Sombre : définition du Wiktionnaire

Adjectif

sombre \sɔ̃bʁ\ masculin et féminin identiques

  1. Qui est peu éclairé ; qui reçoit peu de lumière ; qui est obscur.
    • Aucune lumière n’était demeurée ni dans les chambres basses ni dans les corridors ; de temps en temps seulement un éclair livide illuminait les appartements sombres d’un reflet bleuâtre qui disparaissait aussitôt. — (Alexandre Dumas, La Reine Margot, 1845, vol. I, ch. II ; Calmann Lévy éditeurs, Paris, 1886, page 17)
  2. Qui est moins éclatant, qui est plus foncé que les autres, en parlant d’une teinte, d’une couleur.
    • […] puis il […] se coiffa d’un toquet de velours noir sans plume ni pierreries, s’enveloppa d’un manteau de couleur sombre […] — (Alexandre Dumas, La Reine Margot, 1845, vol. I, ch. II ; Calmann Lévy éditeurs, Paris, 1886, page 15)
    • […] je regardais les gens entrer dans la cour, les hommes en redingotes sombres, les femmes long voilées de noir. — (Octave Mirbeau, Contes cruels : Mon oncle)
  3. (Figuré) Qui est mélancolique, morne, taciturne ou chagrin.
    • Son appartement, comme son costume, était celui d’une veuve.
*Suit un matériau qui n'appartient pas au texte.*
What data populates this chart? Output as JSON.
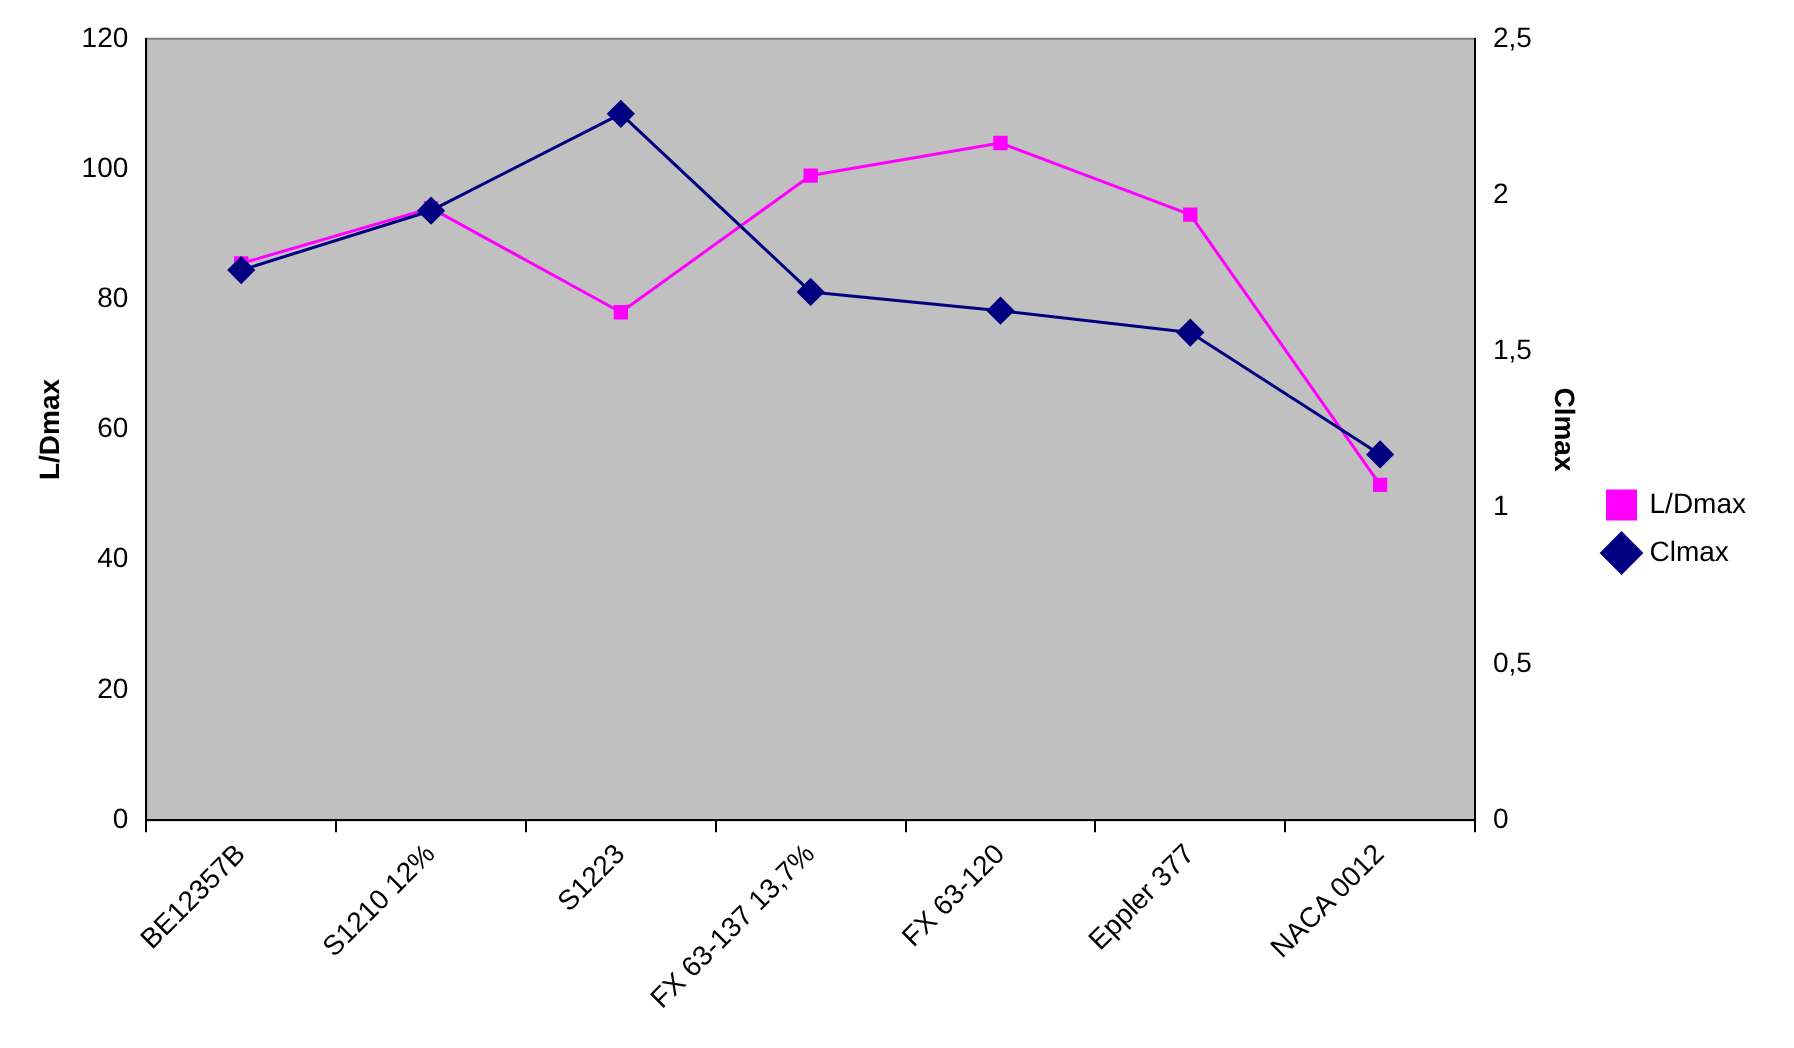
{
  "chart_data": {
    "type": "line",
    "categories": [
      "BE12357B",
      "S1210 12%",
      "S1223",
      "FX 63-137 13,7%",
      "FX 63-120",
      "Eppler 377",
      "NACA 0012"
    ],
    "series": [
      {
        "name": "L/Dmax",
        "color": "#ff00ff",
        "marker": "square",
        "values": [
          85.5,
          94,
          78,
          99,
          104,
          93,
          51.5
        ]
      },
      {
        "name": "Clmax",
        "color": "#000080",
        "marker": "diamond",
        "axis": "y2",
        "values": [
          1.76,
          1.95,
          2.26,
          1.69,
          1.63,
          1.56,
          1.17
        ]
      }
    ],
    "ylabel": "L/Dmax",
    "y2label": "Clmax",
    "ylim": [
      0,
      120
    ],
    "yticks": [
      0,
      20,
      40,
      60,
      80,
      100,
      120
    ],
    "y2lim": [
      0,
      2.5
    ],
    "y2ticks": [
      0,
      {
        "value": 0.5,
        "label": "0,5"
      },
      1,
      {
        "value": 1.5,
        "label": "1,5"
      },
      2,
      {
        "value": 2.5,
        "label": "2,5"
      }
    ],
    "grid": false,
    "legend": "right",
    "line_style": "solid"
  }
}
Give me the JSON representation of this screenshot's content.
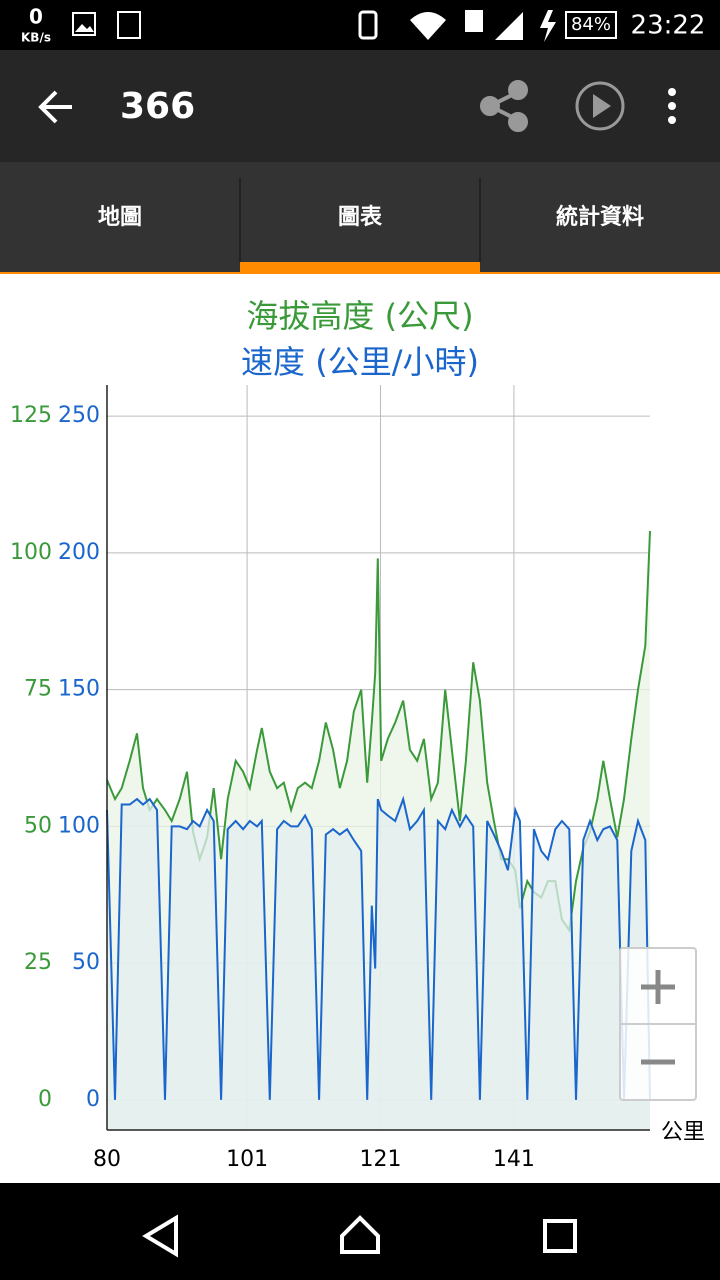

Tout y était d’un caractère sombre : étoffes, murailles, meubles. — (Alexandre Dumas, La Reine Margot, 1845, vol. I, ch. VI ; Calmann Lévy éditeurs, Paris, 1886, page 60)
    • Elle avait gardé cet étrange caractère sombre et silencieux qui était devenu le sien depuis le départ de Jacques. — (Isabelle Eberhardt, Yasmina, 1902)
    • […] et debout près de la barre, Jean Donnard, grave et sombre, se signa, comme il avait coutume de faire chaque fois qu’il partait vers le large. — (Octave Mirbeau, Contes cruels : Les Eaux muettes)
    • Nous trouvons ici de plus sombres pressentiments ; l’auteur se demande même si notre humanité atteindra sa véritable fin […] — (Georges Sorel, Réflexions sur la violence, chap. VII (« La Morale des producteurs »), 1908, p. 326)
  4. Qui est inquiétant ou menaçant.
    • Émile doit rejoindre, dès dix heures du matin, au deuxième jour de la mobilisation. Il est désolé. Les plus sombres pressentiments le poignent. — (Isabelle Rimbaud, Dans les remous de la bataille, vol.1 : 28 juillet-28 août 1914, Le Mercure de France, 15 Juillet 1916)
    • […] insensiblement la sombre humeur qu’on voyait sur leurs traits s’atténuait, s’effaçait. De menaçants, ils devenaient gouailleurs, puis doucereux, entreprenants. — (Francis Carco, Images cachées, Éditions Albin Michel, Paris, 1928)
    • La Conspiration des Poudres consomma pour longtemps la ruine du catholicisme en Angleterre. Le papisme devint lié, dans les esprits, à de sombres images de complot contre la sûreté de l’État […] — (André Maurois, Histoire d’Angleterre, Fayard, 1937, p. 392)

Nom commun

sombre \sɔ̃bʁ\ masculin

  1. (Rare) Partie d’une chose qui est plus sombre que le reste.
    • Il faut distinguer le sombre du clair.

Forme de verbe

sombre \sɔ̃bʁ\

  1. Première personne du singulier du présent de l’indicatif de sombrer.
  2. Troisième personne du singulier du présent de l’indicatif de sombrer.
  3. Première personne du singulier du présent du subjonctif de sombrer.
  4. Troisième personne du singulier du présent du subjonctif de sombrer.
  5. Deuxième personne du singulier de l’impératif présent de sombrer.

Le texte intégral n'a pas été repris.